Chroniques de la descente de lit :

+2 chewing-gums
+1 mégot de cigarette (encore de ces gauloises qui enfument l’atmosphère !)
+15 litres d’eau (au minimum. Je dégoutte de partout.)
+1 pschitt de parfum outrageusement provocant (non mais je suis quoi, moi ? Une midinette ?)
+ un demi verre de coca qui m’agglutine les poils
+ 0 nouveau locataire (ouf.)

C’est toujours comme ça le dimanche matin : c’est le bilan de la semaine. Hier soir une femme est venue, j’en mettrai mes poils à raser que c’était une prostituée. A fumer comme un pompier, mâcher du chewing-gum en regardant des émissions de variétés, et A ME PRENDRE POUR UN TAPIS DE BAIN !
Non mais à quoi je ressemble, maintenant ? On dirait un chat persan passé au jet d’eau. Et puis en plus elle a du vernis sur ses ongles de pied, du rouge ! Heureusement qu’elle est partie à huit heures, celle-là.

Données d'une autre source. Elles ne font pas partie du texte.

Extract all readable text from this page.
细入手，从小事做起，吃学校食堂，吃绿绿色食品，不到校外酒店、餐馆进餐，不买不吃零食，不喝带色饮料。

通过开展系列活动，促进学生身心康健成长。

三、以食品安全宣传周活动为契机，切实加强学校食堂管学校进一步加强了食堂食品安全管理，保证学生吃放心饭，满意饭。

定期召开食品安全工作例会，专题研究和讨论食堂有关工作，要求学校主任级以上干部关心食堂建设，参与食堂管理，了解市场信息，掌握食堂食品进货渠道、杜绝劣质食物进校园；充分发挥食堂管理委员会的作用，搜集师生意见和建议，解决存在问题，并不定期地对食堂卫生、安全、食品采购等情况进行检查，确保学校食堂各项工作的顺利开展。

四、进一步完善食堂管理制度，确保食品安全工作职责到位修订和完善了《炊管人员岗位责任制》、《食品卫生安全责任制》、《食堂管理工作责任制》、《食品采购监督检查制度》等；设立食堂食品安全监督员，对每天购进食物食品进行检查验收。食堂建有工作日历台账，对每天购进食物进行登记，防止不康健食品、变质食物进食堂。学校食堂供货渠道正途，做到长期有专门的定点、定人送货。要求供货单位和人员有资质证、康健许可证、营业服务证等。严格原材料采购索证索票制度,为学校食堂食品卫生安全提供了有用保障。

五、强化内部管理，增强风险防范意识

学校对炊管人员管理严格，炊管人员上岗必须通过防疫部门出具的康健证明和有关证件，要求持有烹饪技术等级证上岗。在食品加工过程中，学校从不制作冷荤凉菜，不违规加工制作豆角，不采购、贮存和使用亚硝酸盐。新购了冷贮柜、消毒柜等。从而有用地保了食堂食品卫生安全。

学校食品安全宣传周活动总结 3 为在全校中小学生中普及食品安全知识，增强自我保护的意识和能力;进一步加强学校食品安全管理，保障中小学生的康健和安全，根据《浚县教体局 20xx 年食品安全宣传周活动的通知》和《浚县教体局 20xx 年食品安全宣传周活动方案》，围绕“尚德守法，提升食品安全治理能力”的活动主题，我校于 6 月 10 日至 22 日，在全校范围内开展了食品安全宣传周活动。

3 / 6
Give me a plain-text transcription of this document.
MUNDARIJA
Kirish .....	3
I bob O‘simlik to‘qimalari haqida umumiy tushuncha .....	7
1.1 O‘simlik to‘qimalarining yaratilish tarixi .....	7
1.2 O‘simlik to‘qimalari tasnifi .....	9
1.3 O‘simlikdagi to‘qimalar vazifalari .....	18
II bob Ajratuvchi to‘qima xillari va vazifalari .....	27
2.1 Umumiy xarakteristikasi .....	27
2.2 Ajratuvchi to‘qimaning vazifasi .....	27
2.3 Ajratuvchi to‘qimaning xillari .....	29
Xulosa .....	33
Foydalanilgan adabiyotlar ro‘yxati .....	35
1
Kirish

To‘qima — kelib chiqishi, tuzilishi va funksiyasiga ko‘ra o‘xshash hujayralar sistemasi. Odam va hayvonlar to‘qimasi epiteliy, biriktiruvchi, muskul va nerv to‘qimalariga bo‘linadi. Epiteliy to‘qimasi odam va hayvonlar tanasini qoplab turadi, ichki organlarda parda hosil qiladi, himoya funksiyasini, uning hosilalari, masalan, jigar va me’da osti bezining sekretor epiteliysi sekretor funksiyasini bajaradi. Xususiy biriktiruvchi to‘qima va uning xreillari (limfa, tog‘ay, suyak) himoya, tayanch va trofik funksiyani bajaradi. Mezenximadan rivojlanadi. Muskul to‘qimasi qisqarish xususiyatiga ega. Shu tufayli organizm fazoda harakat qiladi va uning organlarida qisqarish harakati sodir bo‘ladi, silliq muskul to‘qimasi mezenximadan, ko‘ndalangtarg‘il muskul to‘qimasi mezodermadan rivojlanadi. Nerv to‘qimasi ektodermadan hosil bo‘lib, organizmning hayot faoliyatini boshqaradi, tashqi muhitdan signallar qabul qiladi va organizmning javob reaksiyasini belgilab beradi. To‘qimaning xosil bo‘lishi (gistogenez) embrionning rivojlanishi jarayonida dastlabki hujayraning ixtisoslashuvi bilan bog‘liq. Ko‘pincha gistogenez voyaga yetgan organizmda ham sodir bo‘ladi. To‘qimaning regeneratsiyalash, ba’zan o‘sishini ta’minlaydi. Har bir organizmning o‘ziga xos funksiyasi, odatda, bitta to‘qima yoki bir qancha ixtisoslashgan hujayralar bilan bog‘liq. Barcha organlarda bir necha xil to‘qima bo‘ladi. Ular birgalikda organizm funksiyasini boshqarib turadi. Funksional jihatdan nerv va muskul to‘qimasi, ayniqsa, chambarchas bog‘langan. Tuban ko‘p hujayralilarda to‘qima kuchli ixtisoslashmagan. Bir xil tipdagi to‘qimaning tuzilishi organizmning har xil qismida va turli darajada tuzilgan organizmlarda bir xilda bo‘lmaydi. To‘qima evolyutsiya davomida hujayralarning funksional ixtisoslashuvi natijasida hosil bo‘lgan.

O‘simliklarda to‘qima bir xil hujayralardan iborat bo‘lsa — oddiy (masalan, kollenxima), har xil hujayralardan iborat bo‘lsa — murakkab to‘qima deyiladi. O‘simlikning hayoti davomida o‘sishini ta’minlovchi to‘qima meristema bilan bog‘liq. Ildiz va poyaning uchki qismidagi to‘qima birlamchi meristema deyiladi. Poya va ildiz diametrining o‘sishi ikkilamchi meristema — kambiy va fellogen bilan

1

Ah, c’est l’heure du nettoyage !

− 1 Chewing-gum
−x taches et odeurs suffocantes diverses et variées
+1 délicat parfum de « forêt et senteurs boisées »
−le mégot
+ de la mousse de lavage qui va encore sécher et me faire les poils tous raides.

Ah non mais c’est pas vrai ! J’ai encore de la mousse et du chewing-gum collés ! Le nettoyage laisse vraiment à désirer, ici ! D’un autre côté, ça pourrait être pire. Quand on est paillasson dans un hôtel miteux, on se la boucle et on supporte en silence. SAUF QUAND ÇA PÈTE !
C’est pas comme si la femme de ménage était jolie. Elle aurait des excuses, je lui pardonnerais plus facilement vu que je pourrais profiter de la vue. Mais là, elle est grassouillette, boudinée dans sa robe et dans ses sous-vêtements, porte des chaussettes de contention et une gaine. Vu par en-dessous, je vous laisse imaginer ce que ça donne !

Si elle m’enjambe encore une fois, je crois que je vais vomir.

+ fzegtamiu^jbh
+ njjjjjjjjdazerzzzzzzzzzzzzzzzzzzzzzzzzoflfkffkfk !!**vaqerg…
−tgrhujiklàkçjhgfdseeeeeeeeeeeuuuuuuuuuuuuuhhhh
+ j g,rrrrrrrrjv, erç ga ga ga gagagagagagagagagagaaaaaaaaaa…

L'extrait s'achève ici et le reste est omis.